Keempat, keutamaan berjamaah
عَنْ عَبْدِ اللَّهِ بْنِ عُمَرَ أَنَّ رَسُولَ اللَّهِ صَلَّى اللَّهُ عَلَيْهِ وَسَلَّمَ قَالَ صَلَاةُ الْجَمَاعَةِ تَفْضُلُ صَلَاةَ الْفَذِّ بِسَبْعٍ وَعِشْرِينَ دَرَجَةً
Dari Ibnu Umar, ia berkata, “Rasulullah saw. bersabda, ‘Salat berjama’ah itu mengungguli salat dengan 27 derajat’.” (HR Bukhari, Sahih al-Bukhari, 1/131)
Berjamaah secara sempurna tentu lebih baik daripada berjamaah secara sebagian. Begitu pula bagi yang masbuq, maka berjamaah kembali dengan sesam masbuq lebih baik daripada salat munfarid.
Dari hadis-hadis diatas dapat disimpulkan bahwa kalimat “kami ruku’ (menyempurnakan rakaat)” secara asal maksudnya secara berjamaah, sehingga Rasul dan Mughirah waktu itu masbuk dan membuat jamaah kembali.
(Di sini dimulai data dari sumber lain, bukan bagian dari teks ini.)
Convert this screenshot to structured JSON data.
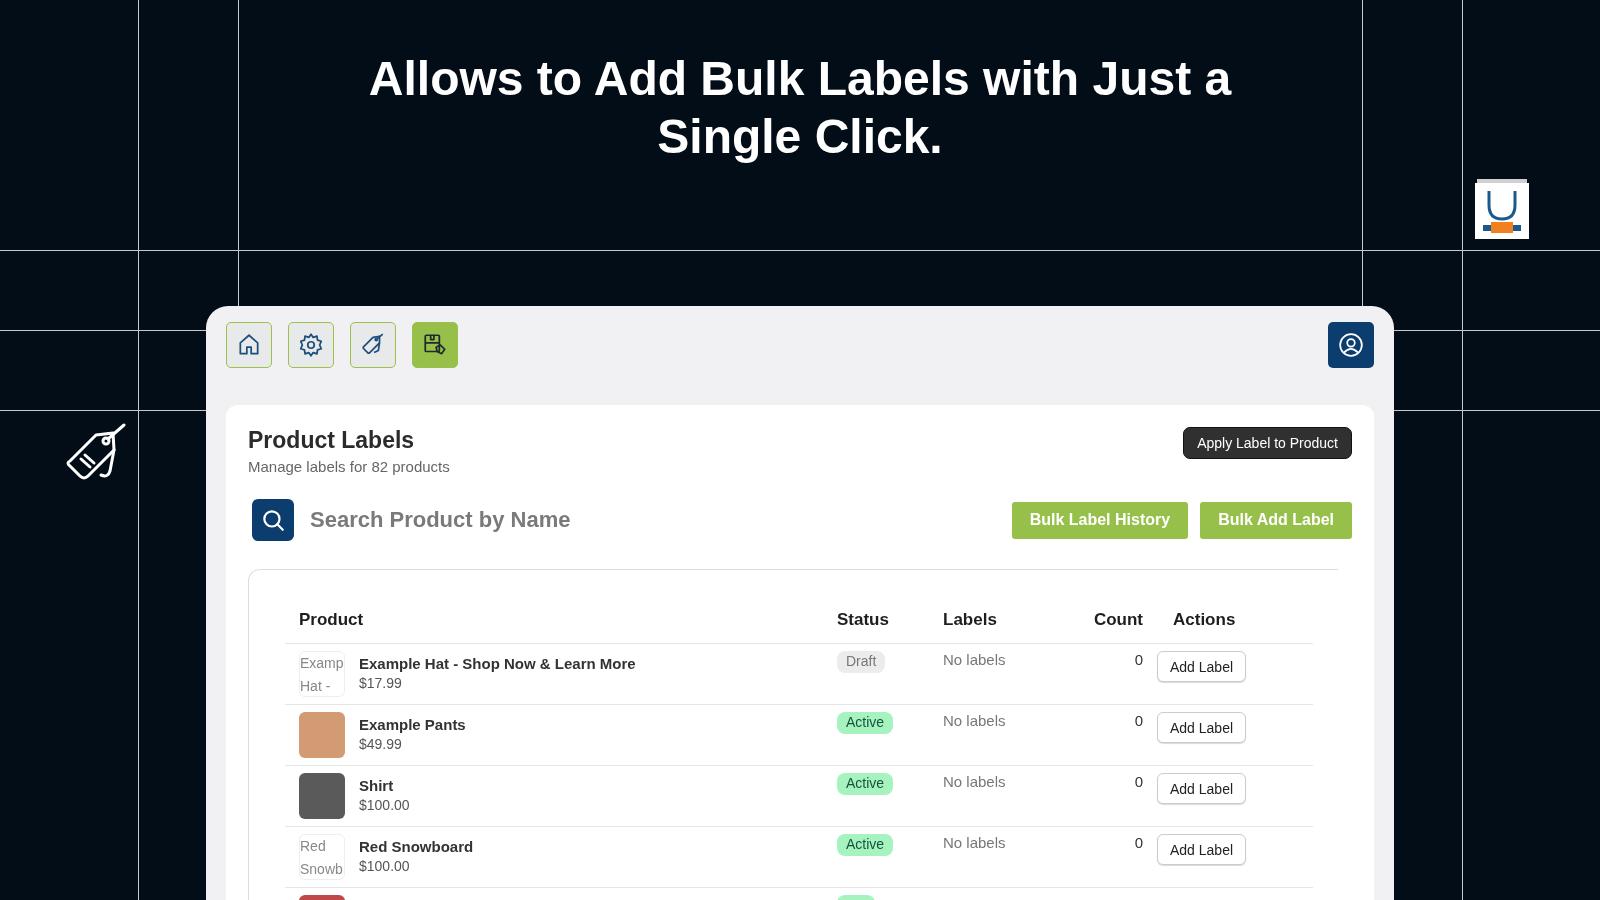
{
  "headline": "Allows to Add Bulk Labels with Just a Single Click.",
  "nav": [
    {
      "selected": false
    },
    {
      "selected": false
    },
    {
      "selected": false
    },
    {
      "selected": true
    }
  ],
  "page": {
    "title": "Product Labels",
    "subtitle": "Manage labels for 82 products",
    "apply_button": "Apply Label to Product"
  },
  "search": {
    "placeholder": "Search Product by Name"
  },
  "buttons": [
    "Bulk Label History",
    "Bulk Add Label"
  ],
  "table": {
    "columns": [
      "Product",
      "Status",
      "Labels",
      "Count",
      "Actions"
    ],
    "rows": [
      {
        "kind": "alt",
        "thumb_text": "Examp Hat -",
        "name": "Example Hat - Shop Now & Learn More",
        "price": "$17.99",
        "status": "Draft",
        "color": "#ececec",
        "labels": "No labels",
        "count": "0",
        "action": "Add Label"
      },
      {
        "kind": "photo",
        "name": "Example Pants",
        "price": "$49.99",
        "status": "Active",
        "color": "#a7f3c0",
        "labels": "No labels",
        "count": "0",
        "action": "Add Label"
      },
      {
        "kind": "photo",
        "name": "Shirt",
        "price": "$100.00",
        "status": "Active",
        "color": "#a7f3c0",
        "labels": "No labels",
        "count": "0",
        "action": "Add Label"
      },
      {
        "kind": "alt",
        "thumb_text": "Red Snowb",
        "name": "Red Snowboard",
        "price": "$100.00",
        "status": "Active",
        "color": "#a7f3c0",
        "labels": "No labels",
        "count": "0",
        "action": "Add Label"
      },
      {
        "kind": "photo",
        "color": "#a7f3c0"
      }
    ]
  }
}
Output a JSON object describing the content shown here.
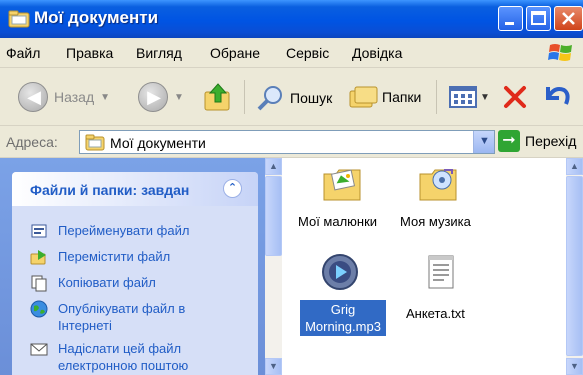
{
  "window": {
    "title": "Мої документи"
  },
  "menu": [
    "Файл",
    "Правка",
    "Вигляд",
    "Обране",
    "Сервіс",
    "Довідка"
  ],
  "toolbar": {
    "back_label": "Назад",
    "search_label": "Пошук",
    "folders_label": "Папки"
  },
  "address": {
    "label": "Адреса:",
    "value": "Мої документи",
    "go_label": "Перехід"
  },
  "task_pane": {
    "title": "Файли й папки: завдан",
    "tasks": [
      {
        "line1": "Перейменувати файл",
        "line2": ""
      },
      {
        "line1": "Перемістити файл",
        "line2": ""
      },
      {
        "line1": "Копіювати файл",
        "line2": ""
      },
      {
        "line1": "Опублікувати файл в",
        "line2": "Інтернеті"
      },
      {
        "line1": "Надіслати цей файл",
        "line2": "електронною поштою"
      }
    ]
  },
  "files": [
    {
      "name": "Мої малюнки",
      "icon": "pictures-folder-icon"
    },
    {
      "name": "Моя музика",
      "icon": "music-folder-icon"
    },
    {
      "name_line1": "Grig",
      "name_line2": "Morning.mp3",
      "icon": "media-file-icon",
      "selected": true
    },
    {
      "name": "Анкета.txt",
      "icon": "text-file-icon"
    }
  ],
  "colors": {
    "titlebar": "#0054e3",
    "taskpane": "#6b8fd8",
    "link": "#215dc6",
    "selection": "#316ac5"
  }
}
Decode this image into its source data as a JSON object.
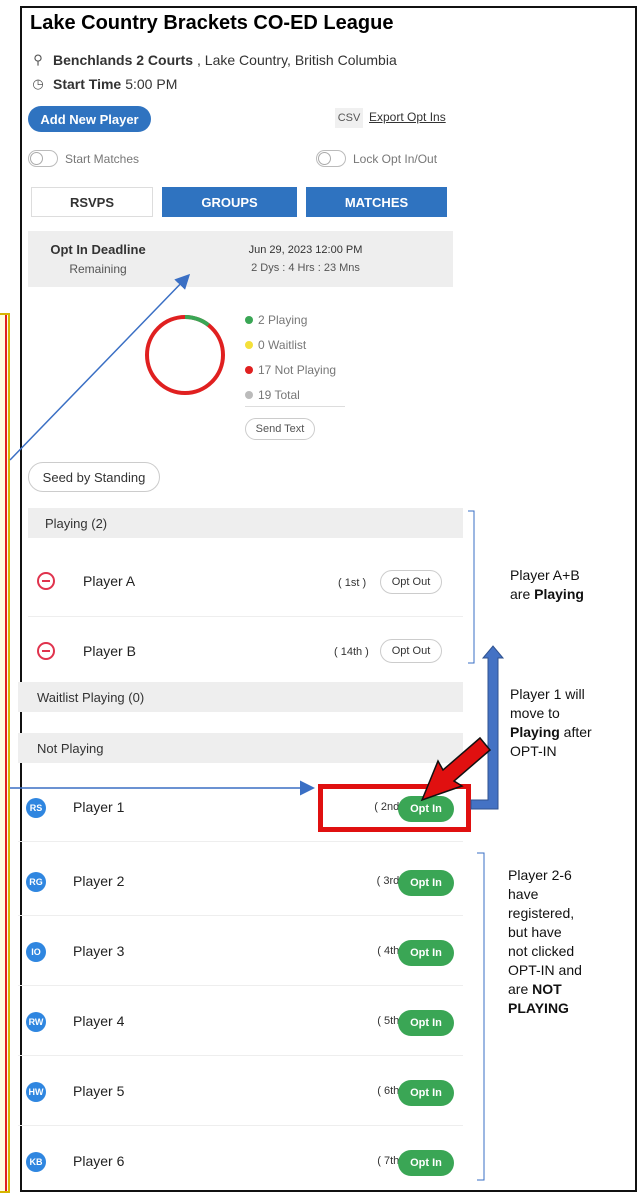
{
  "header": {
    "title": "Lake Country Brackets CO-ED League",
    "location_name": "Benchlands 2 Courts",
    "location_rest": ", Lake Country, British Columbia",
    "start_label": "Start Time",
    "start_value": "5:00 PM"
  },
  "toolbar": {
    "add_player": "Add New Player",
    "csv": "CSV",
    "export": "Export Opt Ins",
    "start_matches": "Start Matches",
    "lock_opt": "Lock Opt In/Out"
  },
  "tabs": [
    "RSVPS",
    "GROUPS",
    "MATCHES"
  ],
  "deadline": {
    "label": "Opt In Deadline",
    "sub": "Remaining",
    "date": "Jun 29, 2023 12:00 PM",
    "remaining": "2 Dys : 4 Hrs : 23 Mns"
  },
  "summary": {
    "playing": 2,
    "waitlist": 0,
    "not_playing": 17,
    "total": 19,
    "labels": [
      "2 Playing",
      "0 Waitlist",
      "17 Not Playing",
      "19 Total"
    ],
    "colors": {
      "playing": "#3aa655",
      "waitlist": "#f4e03a",
      "not_playing": "#e02020",
      "total": "#bbbbbb"
    },
    "send_text": "Send Text"
  },
  "seed_button": "Seed by Standing",
  "sections": {
    "playing": "Playing (2)",
    "waitlist": "Waitlist Playing (0)",
    "not_playing": "Not Playing"
  },
  "playing_players": [
    {
      "name": "Player A",
      "rank": "( 1st )",
      "action": "Opt Out"
    },
    {
      "name": "Player B",
      "rank": "( 14th )",
      "action": "Opt Out"
    }
  ],
  "not_playing_players": [
    {
      "initials": "RS",
      "name": "Player 1",
      "rank": "( 2nd )",
      "action": "Opt In"
    },
    {
      "initials": "RG",
      "name": "Player 2",
      "rank": "( 3rd )",
      "action": "Opt In"
    },
    {
      "initials": "IO",
      "name": "Player 3",
      "rank": "( 4th )",
      "action": "Opt In"
    },
    {
      "initials": "RW",
      "name": "Player 4",
      "rank": "( 5th )",
      "action": "Opt In"
    },
    {
      "initials": "HW",
      "name": "Player 5",
      "rank": "( 6th )",
      "action": "Opt In"
    },
    {
      "initials": "KB",
      "name": "Player 6",
      "rank": "( 7th )",
      "action": "Opt In"
    }
  ],
  "annotations": {
    "ab_line1": "Player A+B",
    "ab_line2": "are ",
    "ab_bold": "Playing",
    "p1_lines": [
      "Player 1 will",
      "move to"
    ],
    "p1_bold": "Playing",
    "p1_rest": " after",
    "p1_last": "OPT-IN",
    "p26_lines": [
      "Player 2-6",
      "have",
      "registered,",
      "but have",
      "not clicked",
      "OPT-IN and"
    ],
    "p26_are": "are ",
    "p26_bold1": "NOT",
    "p26_bold2": "PLAYING"
  }
}
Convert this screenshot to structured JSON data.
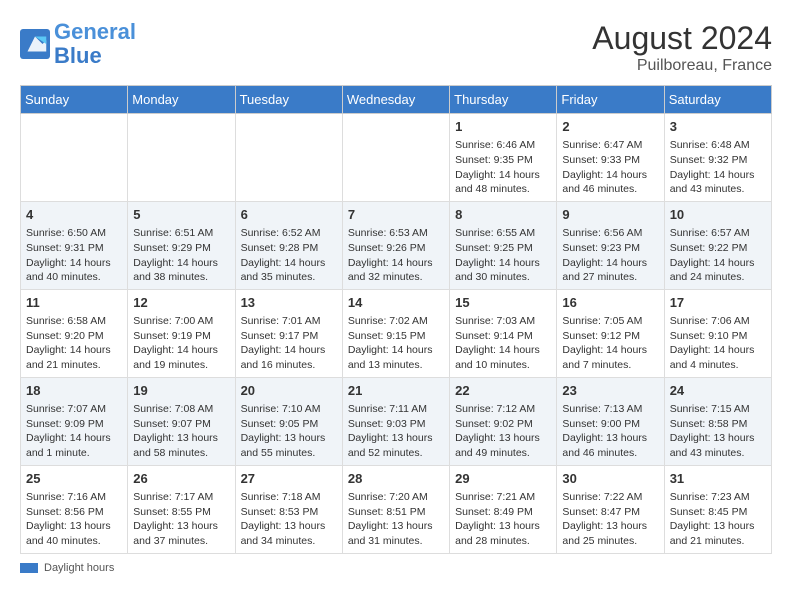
{
  "header": {
    "logo_line1": "General",
    "logo_line2": "Blue",
    "month_year": "August 2024",
    "location": "Puilboreau, France"
  },
  "weekdays": [
    "Sunday",
    "Monday",
    "Tuesday",
    "Wednesday",
    "Thursday",
    "Friday",
    "Saturday"
  ],
  "weeks": [
    [
      {
        "day": "",
        "info": ""
      },
      {
        "day": "",
        "info": ""
      },
      {
        "day": "",
        "info": ""
      },
      {
        "day": "",
        "info": ""
      },
      {
        "day": "1",
        "info": "Sunrise: 6:46 AM\nSunset: 9:35 PM\nDaylight: 14 hours\nand 48 minutes."
      },
      {
        "day": "2",
        "info": "Sunrise: 6:47 AM\nSunset: 9:33 PM\nDaylight: 14 hours\nand 46 minutes."
      },
      {
        "day": "3",
        "info": "Sunrise: 6:48 AM\nSunset: 9:32 PM\nDaylight: 14 hours\nand 43 minutes."
      }
    ],
    [
      {
        "day": "4",
        "info": "Sunrise: 6:50 AM\nSunset: 9:31 PM\nDaylight: 14 hours\nand 40 minutes."
      },
      {
        "day": "5",
        "info": "Sunrise: 6:51 AM\nSunset: 9:29 PM\nDaylight: 14 hours\nand 38 minutes."
      },
      {
        "day": "6",
        "info": "Sunrise: 6:52 AM\nSunset: 9:28 PM\nDaylight: 14 hours\nand 35 minutes."
      },
      {
        "day": "7",
        "info": "Sunrise: 6:53 AM\nSunset: 9:26 PM\nDaylight: 14 hours\nand 32 minutes."
      },
      {
        "day": "8",
        "info": "Sunrise: 6:55 AM\nSunset: 9:25 PM\nDaylight: 14 hours\nand 30 minutes."
      },
      {
        "day": "9",
        "info": "Sunrise: 6:56 AM\nSunset: 9:23 PM\nDaylight: 14 hours\nand 27 minutes."
      },
      {
        "day": "10",
        "info": "Sunrise: 6:57 AM\nSunset: 9:22 PM\nDaylight: 14 hours\nand 24 minutes."
      }
    ],
    [
      {
        "day": "11",
        "info": "Sunrise: 6:58 AM\nSunset: 9:20 PM\nDaylight: 14 hours\nand 21 minutes."
      },
      {
        "day": "12",
        "info": "Sunrise: 7:00 AM\nSunset: 9:19 PM\nDaylight: 14 hours\nand 19 minutes."
      },
      {
        "day": "13",
        "info": "Sunrise: 7:01 AM\nSunset: 9:17 PM\nDaylight: 14 hours\nand 16 minutes."
      },
      {
        "day": "14",
        "info": "Sunrise: 7:02 AM\nSunset: 9:15 PM\nDaylight: 14 hours\nand 13 minutes."
      },
      {
        "day": "15",
        "info": "Sunrise: 7:03 AM\nSunset: 9:14 PM\nDaylight: 14 hours\nand 10 minutes."
      },
      {
        "day": "16",
        "info": "Sunrise: 7:05 AM\nSunset: 9:12 PM\nDaylight: 14 hours\nand 7 minutes."
      },
      {
        "day": "17",
        "info": "Sunrise: 7:06 AM\nSunset: 9:10 PM\nDaylight: 14 hours\nand 4 minutes."
      }
    ],
    [
      {
        "day": "18",
        "info": "Sunrise: 7:07 AM\nSunset: 9:09 PM\nDaylight: 14 hours\nand 1 minute."
      },
      {
        "day": "19",
        "info": "Sunrise: 7:08 AM\nSunset: 9:07 PM\nDaylight: 13 hours\nand 58 minutes."
      },
      {
        "day": "20",
        "info": "Sunrise: 7:10 AM\nSunset: 9:05 PM\nDaylight: 13 hours\nand 55 minutes."
      },
      {
        "day": "21",
        "info": "Sunrise: 7:11 AM\nSunset: 9:03 PM\nDaylight: 13 hours\nand 52 minutes."
      },
      {
        "day": "22",
        "info": "Sunrise: 7:12 AM\nSunset: 9:02 PM\nDaylight: 13 hours\nand 49 minutes."
      },
      {
        "day": "23",
        "info": "Sunrise: 7:13 AM\nSunset: 9:00 PM\nDaylight: 13 hours\nand 46 minutes."
      },
      {
        "day": "24",
        "info": "Sunrise: 7:15 AM\nSunset: 8:58 PM\nDaylight: 13 hours\nand 43 minutes."
      }
    ],
    [
      {
        "day": "25",
        "info": "Sunrise: 7:16 AM\nSunset: 8:56 PM\nDaylight: 13 hours\nand 40 minutes."
      },
      {
        "day": "26",
        "info": "Sunrise: 7:17 AM\nSunset: 8:55 PM\nDaylight: 13 hours\nand 37 minutes."
      },
      {
        "day": "27",
        "info": "Sunrise: 7:18 AM\nSunset: 8:53 PM\nDaylight: 13 hours\nand 34 minutes."
      },
      {
        "day": "28",
        "info": "Sunrise: 7:20 AM\nSunset: 8:51 PM\nDaylight: 13 hours\nand 31 minutes."
      },
      {
        "day": "29",
        "info": "Sunrise: 7:21 AM\nSunset: 8:49 PM\nDaylight: 13 hours\nand 28 minutes."
      },
      {
        "day": "30",
        "info": "Sunrise: 7:22 AM\nSunset: 8:47 PM\nDaylight: 13 hours\nand 25 minutes."
      },
      {
        "day": "31",
        "info": "Sunrise: 7:23 AM\nSunset: 8:45 PM\nDaylight: 13 hours\nand 21 minutes."
      }
    ]
  ],
  "legend": {
    "daylight_hours": "Daylight hours"
  }
}
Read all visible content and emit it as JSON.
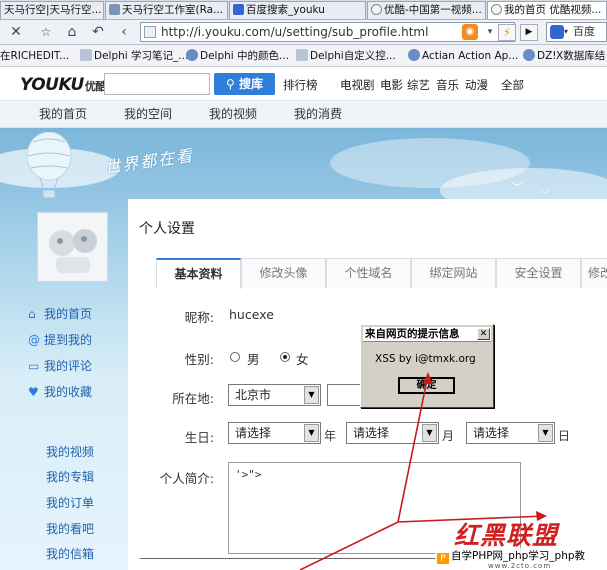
{
  "browser": {
    "tabs": [
      {
        "label": "天马行空|天马行空..."
      },
      {
        "label": "天马行空工作室(Ra..."
      },
      {
        "label": "百度搜索_youku"
      },
      {
        "label": "优酷-中国第一视频..."
      },
      {
        "label": "我的首页 优酷视频..."
      }
    ],
    "url": "http://i.youku.com/u/setting/sub_profile.html",
    "search_text": "百度",
    "bookmarks": [
      {
        "label": "在RICHEDIT..."
      },
      {
        "label": "Delphi 学习笔记_..."
      },
      {
        "label": "Delphi 中的颜色..."
      },
      {
        "label": "Delphi自定义控..."
      },
      {
        "label": "Actian Action Ap..."
      },
      {
        "label": "DZ!"
      },
      {
        "label": "X数据库结"
      }
    ]
  },
  "youku": {
    "logo_text": "YOUKU",
    "logo_cn": "优酷",
    "search_button": "搜库",
    "channels": [
      "排行榜",
      "电视剧",
      "电影",
      "综艺",
      "音乐",
      "动漫",
      "全部"
    ],
    "subnav": [
      "我的首页",
      "我的空间",
      "我的视频",
      "我的消费"
    ],
    "slogan": "世界都在看"
  },
  "sidebar": {
    "group1": [
      {
        "label": "我的首页",
        "icon": "home-icon"
      },
      {
        "label": "提到我的",
        "icon": "at-icon"
      },
      {
        "label": "我的评论",
        "icon": "comment-icon"
      },
      {
        "label": "我的收藏",
        "icon": "heart-icon"
      }
    ],
    "group2": [
      "我的视频",
      "我的专辑",
      "我的订单",
      "我的看吧",
      "我的信箱"
    ]
  },
  "settings": {
    "title": "个人设置",
    "tabs": [
      "基本资料",
      "修改头像",
      "个性域名",
      "绑定网站",
      "安全设置",
      "修改"
    ],
    "active_tab": "基本资料",
    "nickname_label": "昵称:",
    "nickname_value": "hucexe",
    "gender_label": "性别:",
    "gender_male": "男",
    "gender_female": "女",
    "gender_selected": "女",
    "location_label": "所在地:",
    "location_value": "北京市",
    "birthday_label": "生日:",
    "birthday_year": "请选择",
    "birthday_month": "请选择",
    "birthday_day": "请选择",
    "year_unit": "年",
    "month_unit": "月",
    "day_unit": "日",
    "bio_label": "个人简介:",
    "bio_value": "'>\">"
  },
  "alert": {
    "title": "来自网页的提示信息",
    "message": "XSS by i@tmxk.org",
    "ok_label": "确定"
  },
  "watermark": {
    "brand": "红黑联盟",
    "bar_text": "自学PHP网_php学习_php教",
    "url": "www.2cto.com"
  }
}
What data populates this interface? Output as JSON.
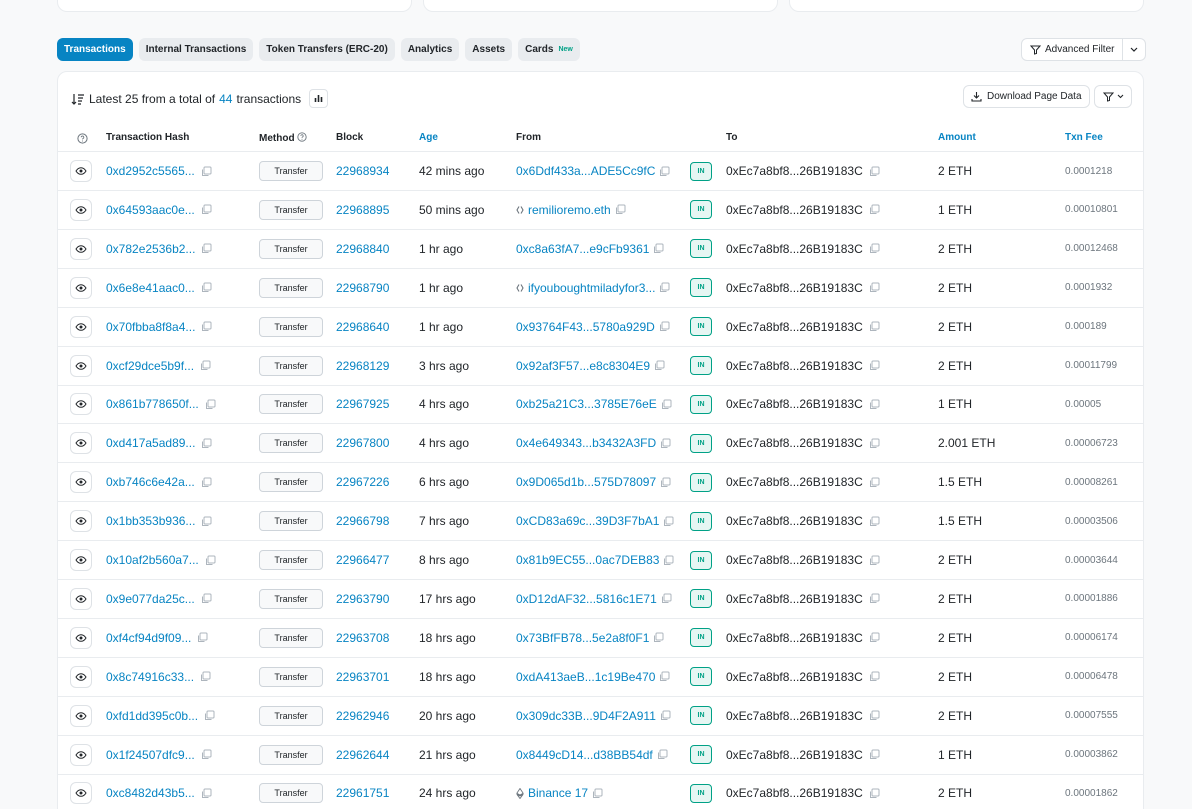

Adapun jika kalimat sejenis diartikan munfarid, maka mesti ada qorinah misalnya kalimat وُحْدَانًا (sendiri-sendiri) dalam hadis berikut :
صَلَّى بِنَا ابْنُ الزُّبَيْرِ فِي يَوْمِ عِيدٍ، فِي يَوْمِ جُمُعَةٍ أَوَّلَ النَّهَارِ، ثُمَّ رُحْنَا إِلَى الْجُمُعَةِ، فَلَمْ يَخْرُجْ إِلَيْنَا فَصَلَّيْنَا وُحْدَانًا
Ibnu Zubair shalat bersama kami pada hari raya di hari jum’at, di awal hari, kemudian kami berangkat untuk melaksanakan shalat jum’at, namun dia tidak keluar untuk mengimami kami, akhirnya kami shalat sendiri-sendiri (Abu Dawud, Sunan Abi Dawud, 1/281)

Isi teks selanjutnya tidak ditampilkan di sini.